Il ruolo del terapeuta nell’individuazione dei disturbi specifici di apprendimento (DSA) in pazienti adulti

I disturbi specifici di apprendimento (DSA) sono disturbi evolutivi che si manifestano durante l’età scolare e che, pur modificandosi durante lo sviluppo, accompagnano l’individuo nell’intero arco di vita. Le caratteristiche essenziali riguardano le difficoltà di lettura, scrittura e/o calcolo in persone con abilità cognitive nella norma.

Molto spesso, questa discrepanza, porta l’individuo a giungere alla diagnosi di DSA tardivamente.

Questo può generare false credenze che possono portare la persona a non esprimere il suo massimo potenziale, a non credere nelle proprie capacità, a essere insicuro e a sviluppare disturbi emotivi.

Talvolta, il campanello d’allarme, si può accendere proprio durante un percorso di psicoterapia, quando il paziente riporta le proprie sofferenze emotive, che non si esauriscono terminata la scuola, perché, se non adeguatamente gestite, limitano la persona nella propria quotidianità.

Alcune credenze e strategie di evitamento possono portare la persona a rinunciare a diverse esperienze di vita per evitare il fallimento: un paziente non scriveva bigliettini di auguri per paura di fare errori ortografici ed essere, quindi, umiliato e deriso. Non solo: veniva accusato dalla sua compagna di non scriverle neppure un bigliettino di auguri. Un’altra paziente non partecipava ai giochi di società con gli amici se sapeva che potevano esserci domande di matematica, per timore che potessero pensare che fosse stupida. Prima di giungere in terapia, tale timore era diventato invalidante: non chiedeva informazioni quando andava a iscriversi in palestra, quando entrava in un negozio o si era persa per strada e aveva bisogno di essere accompagnata dai familiari, che si sostituissero a lei nel prendere informazioni. Il tema che accomunava tali esperienze era il timore di essere giudicata come una persona non intelligente.
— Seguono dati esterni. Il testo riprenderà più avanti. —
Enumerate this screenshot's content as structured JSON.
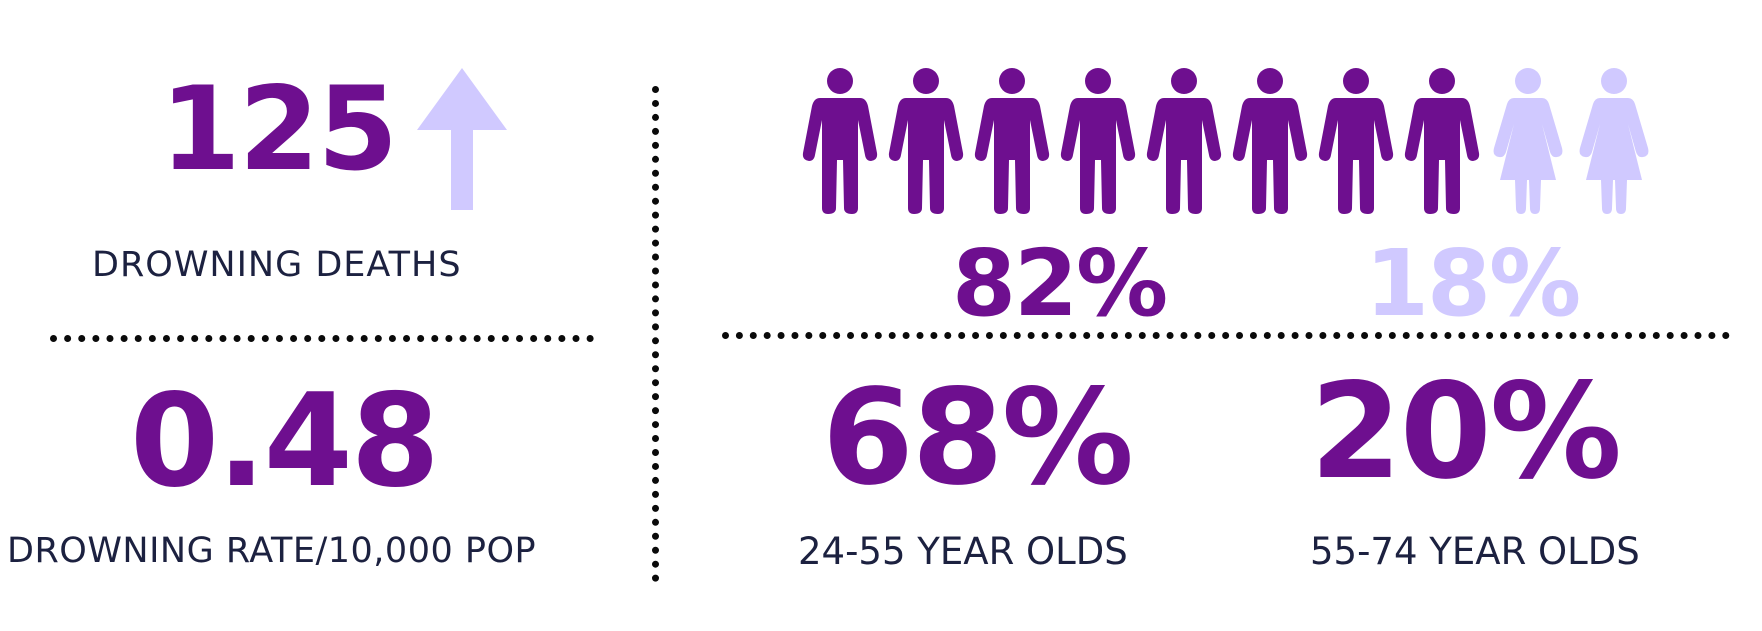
{
  "colors": {
    "primary_purple": "#6e0f8f",
    "light_lavender": "#d0c9ff",
    "label_navy": "#1c2140",
    "divider": "#0a0a0a"
  },
  "deaths": {
    "value": "125",
    "trend_icon": "up-arrow-icon",
    "label": "DROWNING DEATHS"
  },
  "rate": {
    "value": "0.48",
    "label": "DROWNING RATE/10,000 POP"
  },
  "gender": {
    "icons_total": 10,
    "male_icons": 8,
    "female_icons": 2,
    "male_icon": "male-person-icon",
    "female_icon": "female-person-icon",
    "male_percent": "82%",
    "female_percent": "18%"
  },
  "age_groups": [
    {
      "value": "68%",
      "label": "24-55 YEAR OLDS"
    },
    {
      "value": "20%",
      "label": "55-74 YEAR OLDS"
    }
  ]
}
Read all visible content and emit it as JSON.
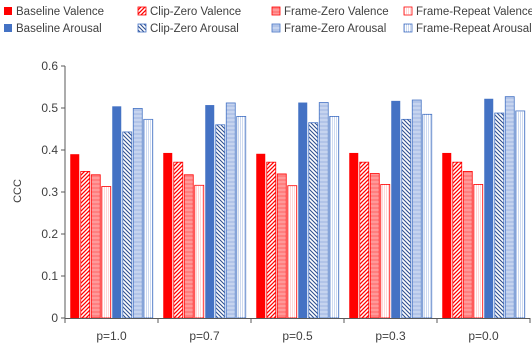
{
  "chart_data": {
    "type": "bar",
    "title": "",
    "xlabel": "",
    "ylabel": "CCC",
    "ylim": [
      0,
      0.6
    ],
    "yticks": [
      0,
      0.1,
      0.2,
      0.3,
      0.4,
      0.5,
      0.6
    ],
    "ytick_labels": [
      "0",
      "0.1",
      "0.2",
      "0.3",
      "0.4",
      "0.5",
      "0.6"
    ],
    "grid": false,
    "legend_position": "top",
    "categories": [
      "p=1.0",
      "p=0.7",
      "p=0.5",
      "p=0.3",
      "p=0.0"
    ],
    "series": [
      {
        "name": "Baseline Valence",
        "color": "#ff0000",
        "fill": "solid",
        "values": [
          0.39,
          0.393,
          0.391,
          0.393,
          0.393
        ]
      },
      {
        "name": "Clip-Zero Valence",
        "color": "#ff0000",
        "fill": "diagonal",
        "values": [
          0.349,
          0.371,
          0.371,
          0.371,
          0.371
        ]
      },
      {
        "name": "Frame-Zero Valence",
        "color": "#ff0000",
        "fill": "light",
        "values": [
          0.341,
          0.341,
          0.343,
          0.344,
          0.349
        ]
      },
      {
        "name": "Frame-Repeat Valence",
        "color": "#ff0000",
        "fill": "dotted",
        "values": [
          0.313,
          0.316,
          0.315,
          0.318,
          0.318
        ]
      },
      {
        "name": "Baseline Arousal",
        "color": "#4472c4",
        "fill": "solid",
        "values": [
          0.504,
          0.507,
          0.513,
          0.517,
          0.522
        ]
      },
      {
        "name": "Clip-Zero Arousal",
        "color": "#4472c4",
        "fill": "diagonal",
        "values": [
          0.443,
          0.46,
          0.465,
          0.473,
          0.488
        ]
      },
      {
        "name": "Frame-Zero Arousal",
        "color": "#4472c4",
        "fill": "light",
        "values": [
          0.499,
          0.512,
          0.513,
          0.519,
          0.527
        ]
      },
      {
        "name": "Frame-Repeat Arousal",
        "color": "#4472c4",
        "fill": "dotted",
        "values": [
          0.473,
          0.48,
          0.48,
          0.485,
          0.493
        ]
      }
    ]
  }
}
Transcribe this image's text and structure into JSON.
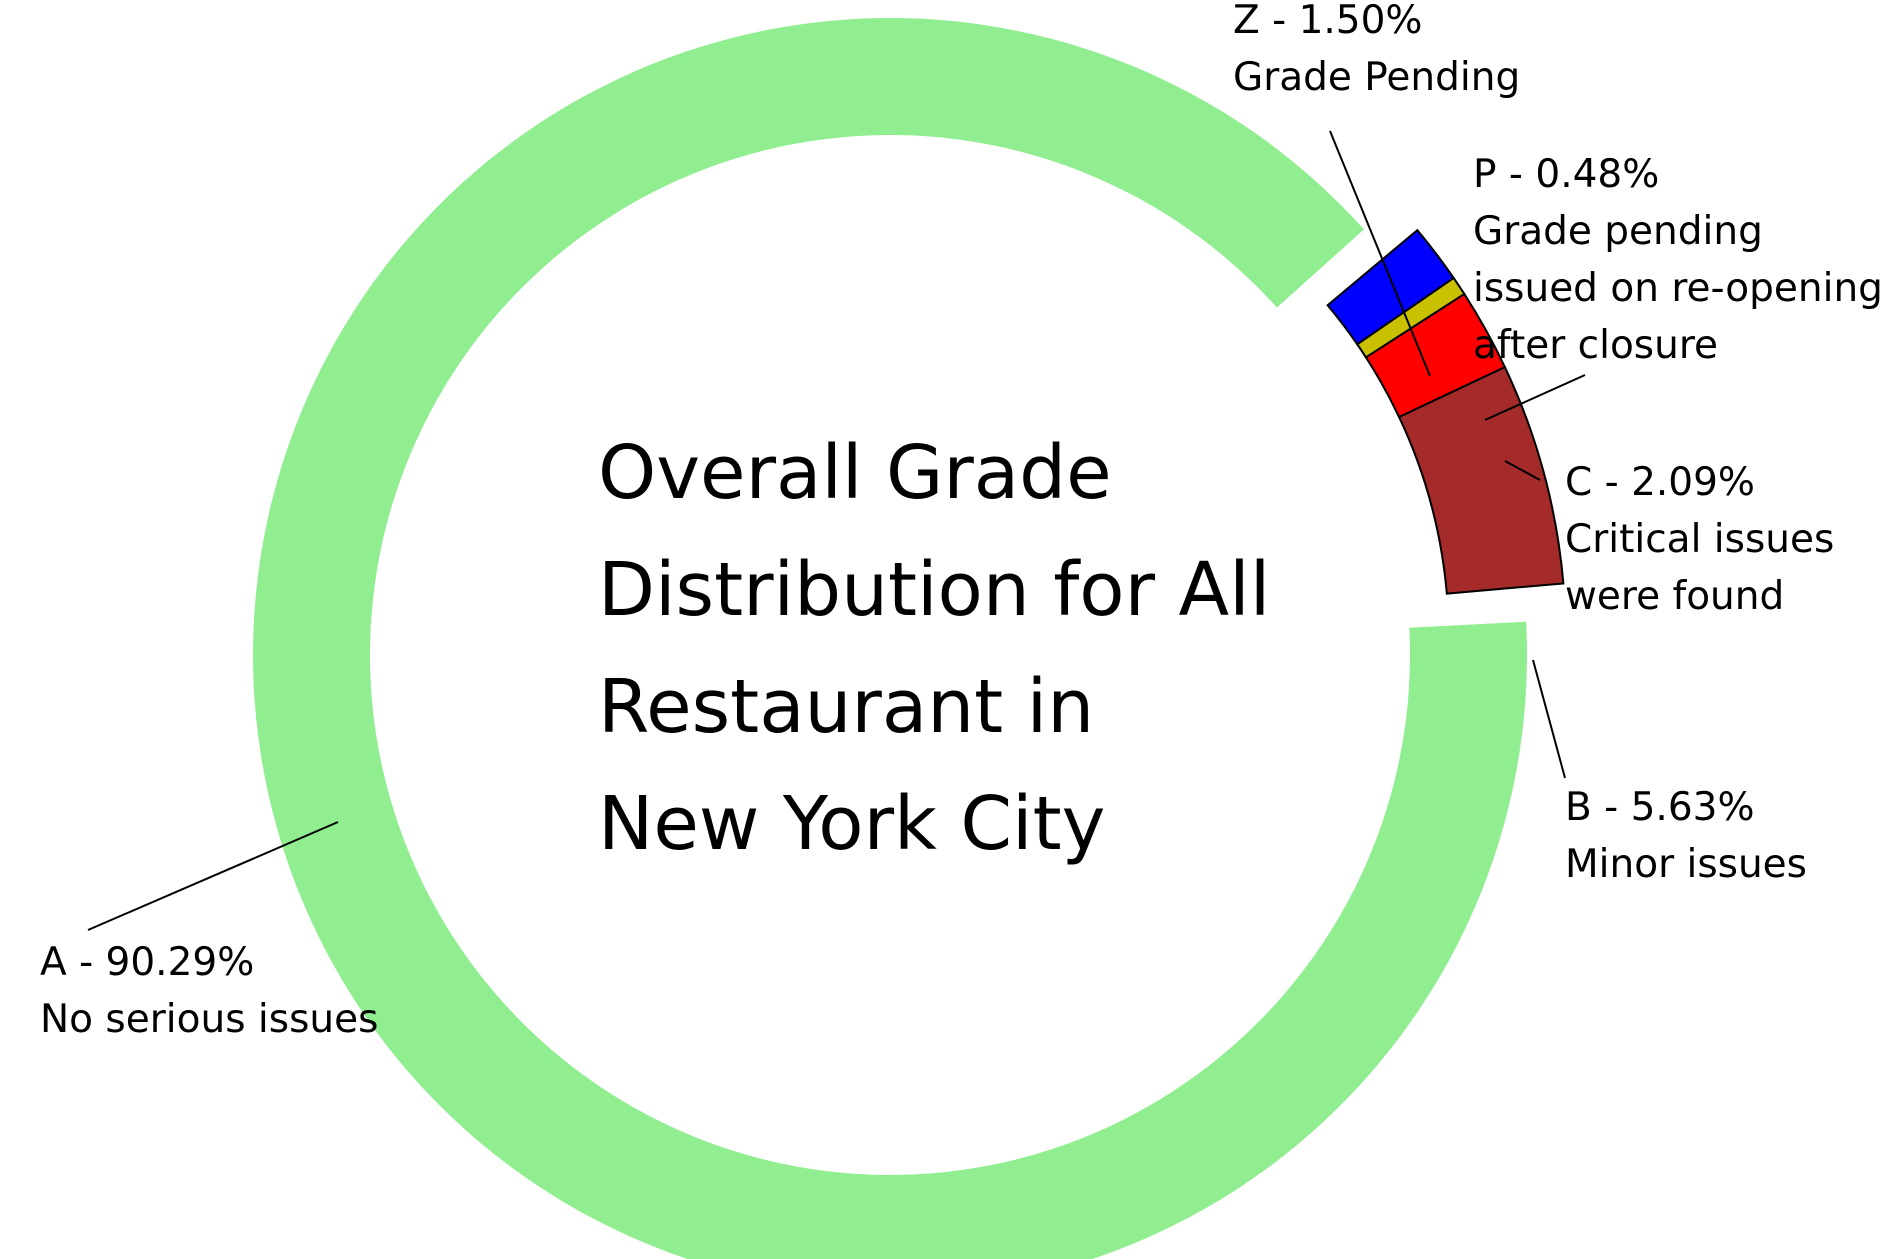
{
  "chart_data": {
    "type": "donut",
    "title_lines": [
      "Overall Grade",
      "Distribution for All",
      "Restaurant in",
      "New York City"
    ],
    "slices": [
      {
        "grade": "B",
        "value": 5.63,
        "color": "#a52a2a",
        "label_lines": [
          "B - 5.63%",
          "Minor issues"
        ]
      },
      {
        "grade": "C",
        "value": 2.09,
        "color": "#ff0000",
        "label_lines": [
          "C - 2.09%",
          "Critical issues",
          "were found"
        ]
      },
      {
        "grade": "P",
        "value": 0.48,
        "color": "#c9c000",
        "label_lines": [
          "P - 0.48%",
          "Grade pending",
          "issued on re-opening",
          "after closure"
        ]
      },
      {
        "grade": "Z",
        "value": 1.5,
        "color": "#0000ff",
        "label_lines": [
          "Z - 1.50%",
          "Grade Pending"
        ]
      },
      {
        "grade": "A",
        "value": 90.29,
        "color": "#90ee90",
        "label_lines": [
          "A - 90.29%",
          "No serious issues"
        ]
      }
    ]
  }
}
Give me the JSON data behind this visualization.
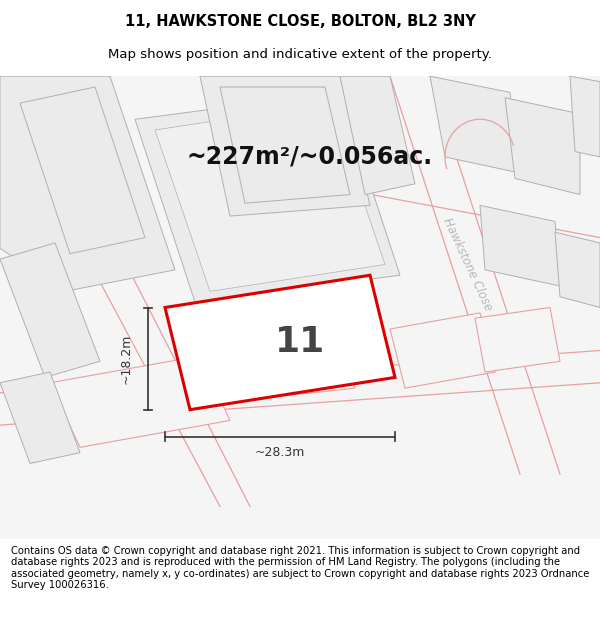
{
  "title_line1": "11, HAWKSTONE CLOSE, BOLTON, BL2 3NY",
  "title_line2": "Map shows position and indicative extent of the property.",
  "area_text": "~227m²/~0.056ac.",
  "number_label": "11",
  "dim_width": "~28.3m",
  "dim_height": "~18.2m",
  "street_label": "Hawkstone Close",
  "footer_text": "Contains OS data © Crown copyright and database right 2021. This information is subject to Crown copyright and database rights 2023 and is reproduced with the permission of HM Land Registry. The polygons (including the associated geometry, namely x, y co-ordinates) are subject to Crown copyright and database rights 2023 Ordnance Survey 100026316.",
  "map_bg": "#f5f5f5",
  "plot_fill": "#ffffff",
  "plot_edge": "#dd0000",
  "parcel_fill": "#ebebeb",
  "parcel_edge_dark": "#b0b0b0",
  "parcel_edge_pink": "#e8a0a0",
  "road_color": "#e8a0a0",
  "street_color": "#b8b8b8",
  "title_fontsize": 10.5,
  "subtitle_fontsize": 9.5,
  "area_fontsize": 17,
  "number_fontsize": 26,
  "footer_fontsize": 7.2,
  "dim_fontsize": 9,
  "dim_color": "#333333",
  "number_color": "#444444"
}
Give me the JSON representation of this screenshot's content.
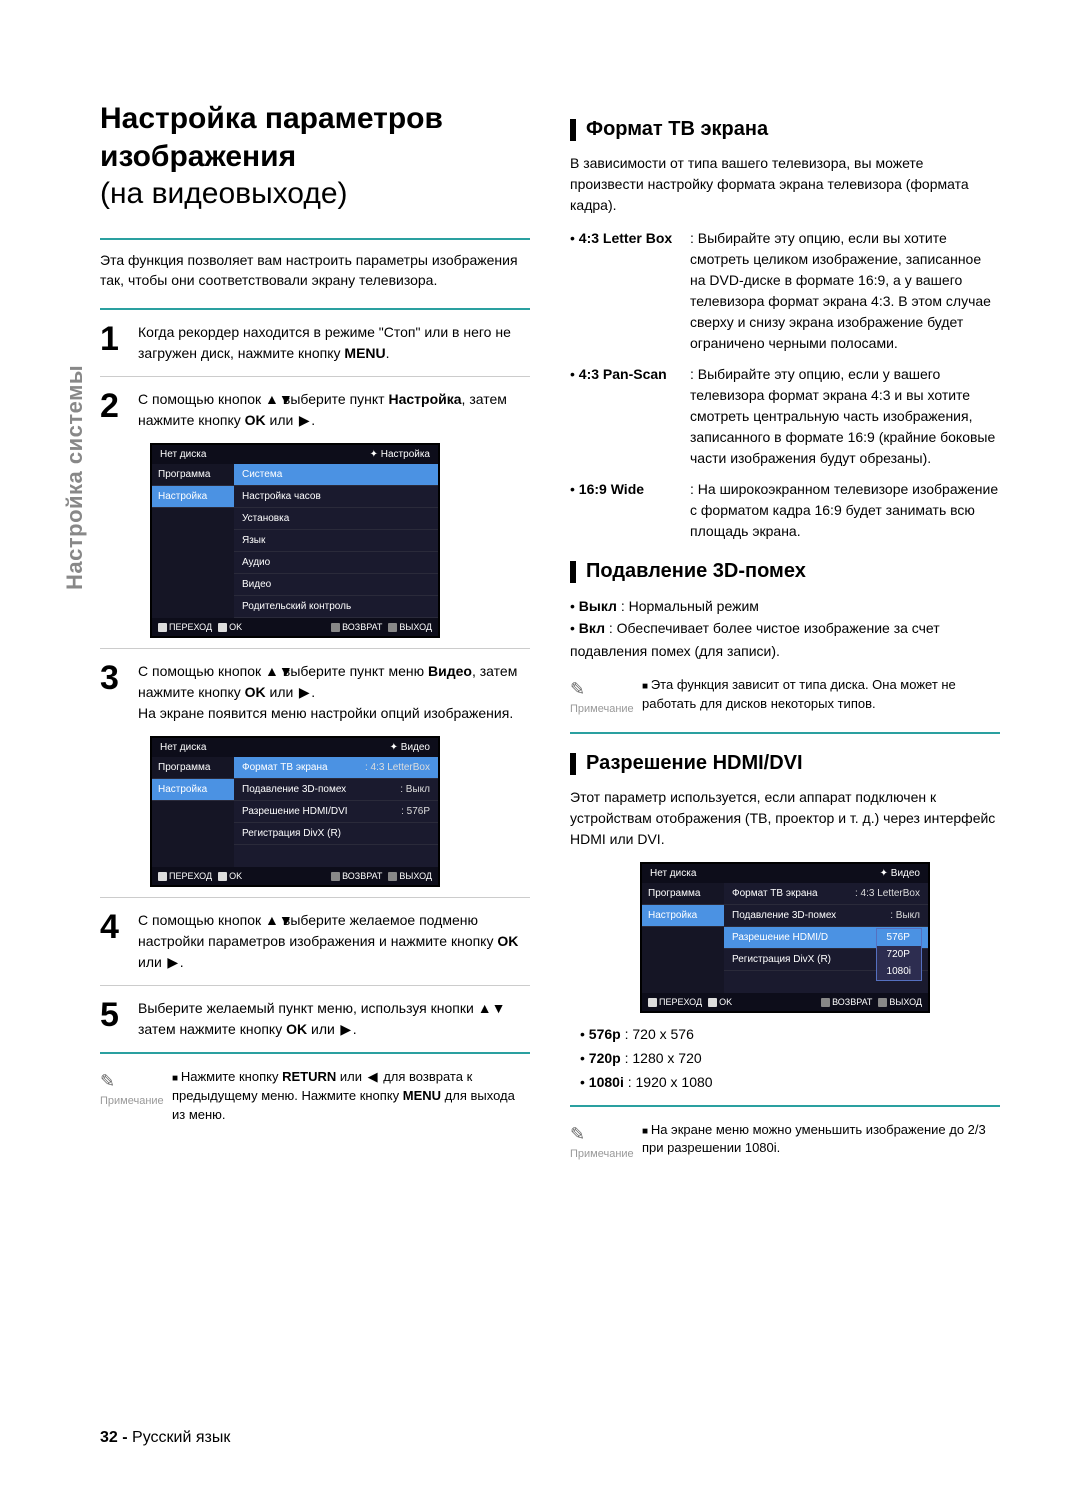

Sin da piccoli, la scuola e la società ci portano a credere che andare bene a scuola, saper leggere, scrivere e calcolare correttamente siano sinonimo di intelligenza: se chiediamo a un bambino chi è il compagno di classe più intelligente, molto probabilmente ci dirà il nome del bambino che ottiene voti più alti degli altri.

Con adolescenti e adulti che in terapia portano temi legati al timore di non essere capaci, di non farcela, che ci raccontano percorsi scolastici caratterizzati da frequenti insuccessi, occorre prestare attenzione ai racconti provenienti dal passato approfondendo se ricordano di aver fatto fatica a imparare le tabelline, i mesi dell’anno, i giorni della settimana, i verbi o se, per esempio, quando dovevano leggere a voce alta provavano a rifiutarsi o manifestavano forte disagio. Nel momento in cui terapeuta e paziente arrivano a ipotizzare un possibile disturbo specifico di apprendimento alla base delle sofferenze è molto utile esplorare le emozioni relative a questo momento che possono variare dal sollievo allo sconforto e proseguire con l’invio a un esperto nella valutazione di questi disturbi in età adulta.

Una corretta valutazione necessita di una conoscenza delle caratteristiche del disturbo, al fine di effettuare una approfondita storia clinica e l’uso di strumenti clinici adatti all’età di riferimento.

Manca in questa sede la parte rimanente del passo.